This bulletin and the next will focus on ways you
and your patients can save sight.
Diabetic Retinopathy(DR)
DR is a microangiopathy affecting the retinal precapillary arterioles, capillaries and venules. The retina has the richest blood supply in the body and DR has features of both microvascular occlusion and leakage. DR remains the most common cause of legal blindness in individuals between the ages of 20-65 years. Much of this blindness is preventable.
Risk factors for DR
1. Duration of diabetes – most important factor.
2. Good metabolic control – will not prevent DR but will delay its development.
3. Miscellaneous factors : pregnancy can be associated with a rapid progression of DR; hypertension; renal disease; other factors like obesity, smoking, hyperlipidaemia and anaemia.
Did you know?
a) 7.4% of Australians over age 25 have diabetes: current NZ prevalence is 4% but 9% of Pakeha and 30% of Maori will develop diabetes in their lifetime
b) patient’s without diabetic retinopathy (DR) who have tight control of their diabetes have a 76% reduction in their risk of developing DR over a 9-year period;
c) further worsening of pre-existing DR reduces by 54% in tightly controlled diabetics;
d) both proteinuria and microalbuminuria are predictive for the development of proliferative diabetic retinopathy;
e) patient’s with elevated serum cholesterol levels are twice as likely to have retinal hard exudates;
f) the UK Prospective Diabetes Study showed that a group with an average BP 144/82 vs 154/87 (a seemingly unimpressive difference) had the following benefits over an 8-year period.
i) 32% reduction in deaths related to diabetes
ii) 44% reduction in strokes
iii) 34% reduction in DR progression
iv) 47% reduction in visual field loss
a) the UK Prospective Diabetes Study showed that every percentage point decrease in glycosylated haemoglobin (eg from 9% to 8%) was accompanied by a 35% reduction in the risk of microvascular complications.
DR photoscreening
in Nelson
Firstly, a bouquet of flowers to you all. The prevalence of diabetics requiring laser photocoagulation has markedly reduced over recent years – and this is simply attributable to you and your patients’ efforts to optimise glycaemic control.
The Nelson Photo Screening
Programme was set up in the late 1980s in order to offer a prompt, timely
triage service to Nelson diabetics.
Prior to that time, patients were seen by referral when vision problems
arose.
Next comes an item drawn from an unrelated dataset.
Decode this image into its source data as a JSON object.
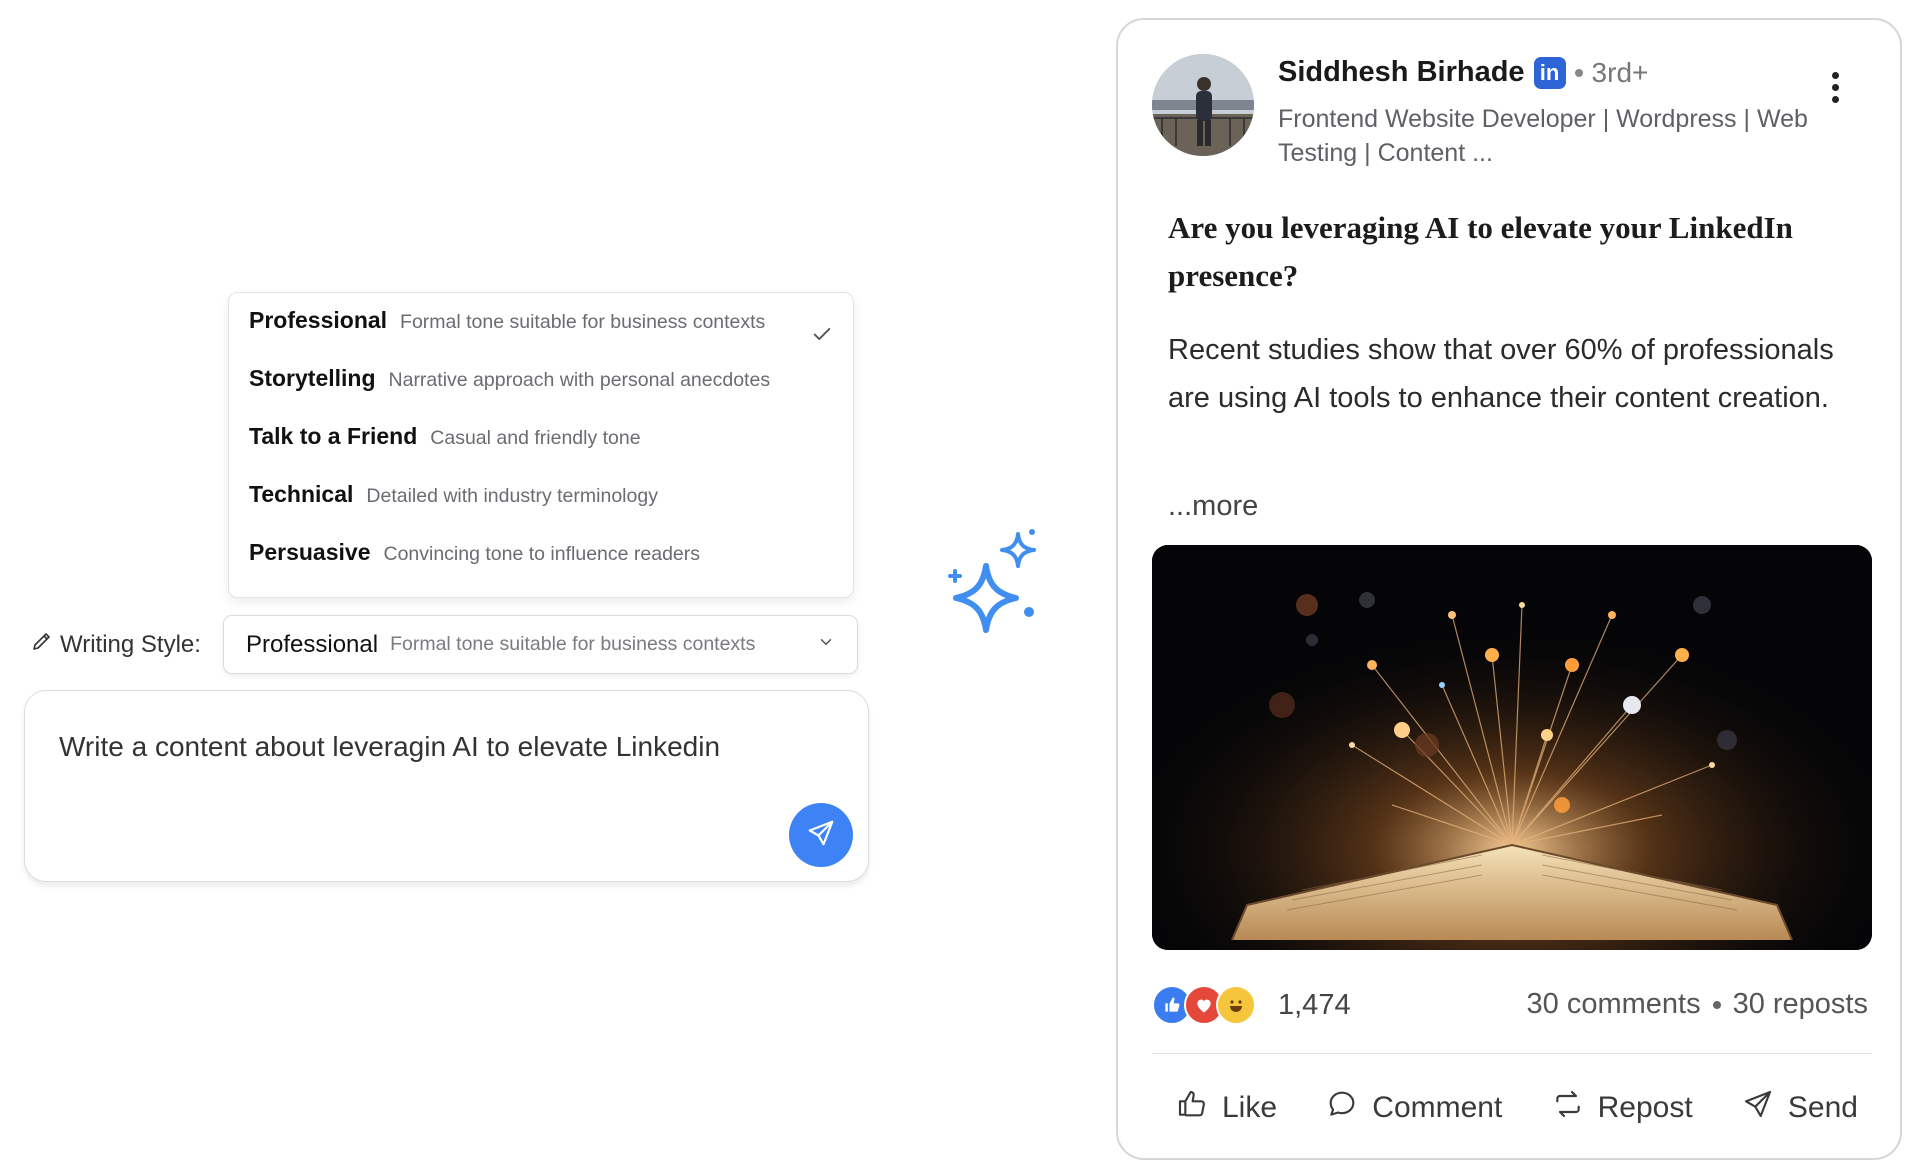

This was often too late for useful treatment. Photo
screening is the preferred referral pathway for your diabetic patients
requiring exclusion of diabetic retinopathy. However, patients with
significant retinopathy, patients who have undergone laser retinal therapy,
patients with cataract (or other eye problems) should be referred for clinical
assessment – either at NPH or privately.
All diabetics should be screened at diagnosis and 2 yearly
thereafter. Please use our photo screening referral forms (supplied
through NPH Stores or Eye Clinic) as it collects data that we need. Warn
patients that they will have their pupils dilated and so will need sunglasses
and a driver! The photos are reviewed by Shaun McKenzie-Pollock and the
report sent to you along with a small copy of each posterior pole photo.
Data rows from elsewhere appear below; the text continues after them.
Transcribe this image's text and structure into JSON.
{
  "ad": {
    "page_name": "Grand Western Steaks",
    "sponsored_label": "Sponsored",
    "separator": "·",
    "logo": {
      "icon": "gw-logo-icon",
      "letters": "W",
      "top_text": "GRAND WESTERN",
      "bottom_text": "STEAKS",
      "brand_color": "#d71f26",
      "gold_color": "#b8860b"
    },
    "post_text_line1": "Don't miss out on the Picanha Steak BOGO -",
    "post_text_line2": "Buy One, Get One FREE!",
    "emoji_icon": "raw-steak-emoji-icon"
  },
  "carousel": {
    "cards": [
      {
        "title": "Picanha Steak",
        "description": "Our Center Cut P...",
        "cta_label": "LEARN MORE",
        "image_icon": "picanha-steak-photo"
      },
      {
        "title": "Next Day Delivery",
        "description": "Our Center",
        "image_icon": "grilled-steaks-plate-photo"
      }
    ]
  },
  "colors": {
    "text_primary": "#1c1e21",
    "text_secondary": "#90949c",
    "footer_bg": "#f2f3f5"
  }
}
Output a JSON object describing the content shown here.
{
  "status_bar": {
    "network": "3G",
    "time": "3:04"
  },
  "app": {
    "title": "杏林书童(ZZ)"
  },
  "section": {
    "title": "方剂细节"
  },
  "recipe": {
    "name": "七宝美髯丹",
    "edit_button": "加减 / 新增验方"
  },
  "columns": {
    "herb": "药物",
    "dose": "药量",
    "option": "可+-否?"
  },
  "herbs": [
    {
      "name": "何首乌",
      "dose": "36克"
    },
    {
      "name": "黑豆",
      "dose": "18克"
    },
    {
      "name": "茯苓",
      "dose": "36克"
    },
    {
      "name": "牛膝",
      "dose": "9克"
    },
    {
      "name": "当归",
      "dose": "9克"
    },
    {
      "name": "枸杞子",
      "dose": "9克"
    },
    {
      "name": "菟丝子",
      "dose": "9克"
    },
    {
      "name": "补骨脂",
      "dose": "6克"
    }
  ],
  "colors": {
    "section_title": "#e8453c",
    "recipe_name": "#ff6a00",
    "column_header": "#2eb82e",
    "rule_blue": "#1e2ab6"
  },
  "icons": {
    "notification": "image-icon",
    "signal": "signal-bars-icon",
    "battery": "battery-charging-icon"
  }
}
We use a digital retinal camera and the images are stored electronically.
If the photos suggest no more than minimal retinopathy you will be asked to
refer the patient in a further 1 - 2 yrs. The Eye Clinic does not recall
patients as our system is not reliable and, anyhow, patients change addresses
and GP! Patients with significant retinopathy or hazy ocular media so
that photo quality is inadequate, should be referred to the Eye Clinic with
health & medication details.
Just a wee reminder:
patients who are already regular Eye Clinic attenders
do not require referral for photoscreening.
New Approaches to DR
Include: vascular endothelial growth factor inhibitors; intravitreal steroids; oral protein kinase C inhibitors (LY333531). Watch this space!
Take Home Message
-
refer your diabetic patients to
DR photo screening
-
treat your diabetic patients
aggressively - BP < 144/82, HbA1C < 7.0%, (don’t accept slightly high
blood sugars or BP’s, and encourage patients to lose weight and stop smoking)
I look forward to your comments, requests and opinions.